Sammlung der Entscheidungen des Schweizerischen Bundesgerichts
Collection des arrêts du Tribunal fédéral suisse
Raccolta delle decisioni del Tribunale federale svizzero

BGE 98 II 9



98 II 9

3. Arrêt de la IIe Cour civile du 9 mars 1972 dans la cause Merenda
contre Berset. Regeste

    Art. 152 ZGB.

    Der Ehegatte, dessen leichtes Verschulden bei der Zerrüttung eine
untergeordnete Rolle gespielt hat, ist im Sinne von Art. 152 ZGB als
schuldloser Ehegatte zu betrachten (Änderung der Rechtsprechung).

Sachverhalt

    A.- Romano Merenda, né en 1935, et Odile Berset, née en 1934, se sont
mariés à Neuchâtel le 23 décembre 1954. Le lendemain 24 décembre 1954,
naissait un premier enfant, Mario, suivi d'un second, Marc, né le 17
novembre 1957.

    Les jeunes époux ne possédaient absolument rien. Ils trouvèrent
de toute urgence un logement assez misérable. Ils ont toujours eu des
difficultés financières.

    Dès les premiers temps du mariage, il y eut des difficultés entre les
époux. A Neuchâtel d'abord, puis à Cousset et enfin à Yverdon, où les époux
ont vécu successivement, le mari sortait, s'attardant avec des camarades,
parfois au café, et surtout s'adonnant activement et de façon suivie à
la pratique du football. Cela a créé un état de tension entre les époux.
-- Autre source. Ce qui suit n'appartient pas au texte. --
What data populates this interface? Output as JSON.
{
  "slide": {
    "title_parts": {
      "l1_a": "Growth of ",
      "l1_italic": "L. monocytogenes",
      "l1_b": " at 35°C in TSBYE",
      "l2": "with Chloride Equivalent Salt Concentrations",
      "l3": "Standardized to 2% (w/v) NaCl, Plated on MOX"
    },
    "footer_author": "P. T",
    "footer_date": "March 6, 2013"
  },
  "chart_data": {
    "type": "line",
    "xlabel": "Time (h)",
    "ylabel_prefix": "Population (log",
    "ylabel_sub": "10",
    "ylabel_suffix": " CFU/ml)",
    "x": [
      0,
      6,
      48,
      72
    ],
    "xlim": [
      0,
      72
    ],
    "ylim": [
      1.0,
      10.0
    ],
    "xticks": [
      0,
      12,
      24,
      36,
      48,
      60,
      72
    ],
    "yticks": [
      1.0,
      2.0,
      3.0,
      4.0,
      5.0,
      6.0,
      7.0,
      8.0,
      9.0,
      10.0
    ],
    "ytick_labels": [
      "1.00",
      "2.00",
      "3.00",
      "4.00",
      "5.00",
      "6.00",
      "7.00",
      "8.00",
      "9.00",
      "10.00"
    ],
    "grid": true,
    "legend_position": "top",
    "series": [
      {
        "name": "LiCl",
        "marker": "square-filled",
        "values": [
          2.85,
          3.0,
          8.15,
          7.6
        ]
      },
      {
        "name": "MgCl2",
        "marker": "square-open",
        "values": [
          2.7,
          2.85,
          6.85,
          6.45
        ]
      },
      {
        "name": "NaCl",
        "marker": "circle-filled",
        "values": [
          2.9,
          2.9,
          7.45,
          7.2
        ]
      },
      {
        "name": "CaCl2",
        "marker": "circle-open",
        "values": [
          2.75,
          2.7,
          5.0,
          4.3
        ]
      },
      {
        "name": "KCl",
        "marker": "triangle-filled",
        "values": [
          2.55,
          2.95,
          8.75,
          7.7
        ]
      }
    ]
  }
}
    En automne 1962, Merenda invita une demoiselle Biedermann à danser
lors d'un bal à L'Isle. Il a revu cette personne ensuite à Yverdon et
s'est rendu quelquefois chez elle. A la demande de dame Merenda, le Juge
de paix d'Yverdon est intervenu par lettre auprès de dlle Biedermann.

    En automne 1968, Merenda est parti seul en vacances quelques jours
au Tessin.

    En présence des difficultés financières de Merenda, ses employeurs,
à la demande de la femme, versèrent directement à cette dernière la
plus grande partie du salaire du mari, dans l'idée que dame Merenda,
qui s'occupait d'une conciergerie et qui leur inspirait confiance, s'en
tirerait mieux. Ce ne fut pas le cas. Après un an et demi de ce régime,
les employeurs ont pris la chose en main et amorti directement les dettes
du ménage par des retenues de salaire. La situation paraît dès lors,
sinon assainie, du moins nettement améliorée.

    Dame Merenda a souvent travaillé en dehors du ménage, à temps partiel
surtout. Elle tenait convenablement son ménage, elle a bien élevé ses
enfants.

    Elle a pris l'habitude dès 1968 de passer fréquemment ses soirées chez
une voisine. Puis, à plusieurs reprises, en été et en automne 1969, elle
a quitté momentanément le domicile conjugal, s'absentant plusieurs jours.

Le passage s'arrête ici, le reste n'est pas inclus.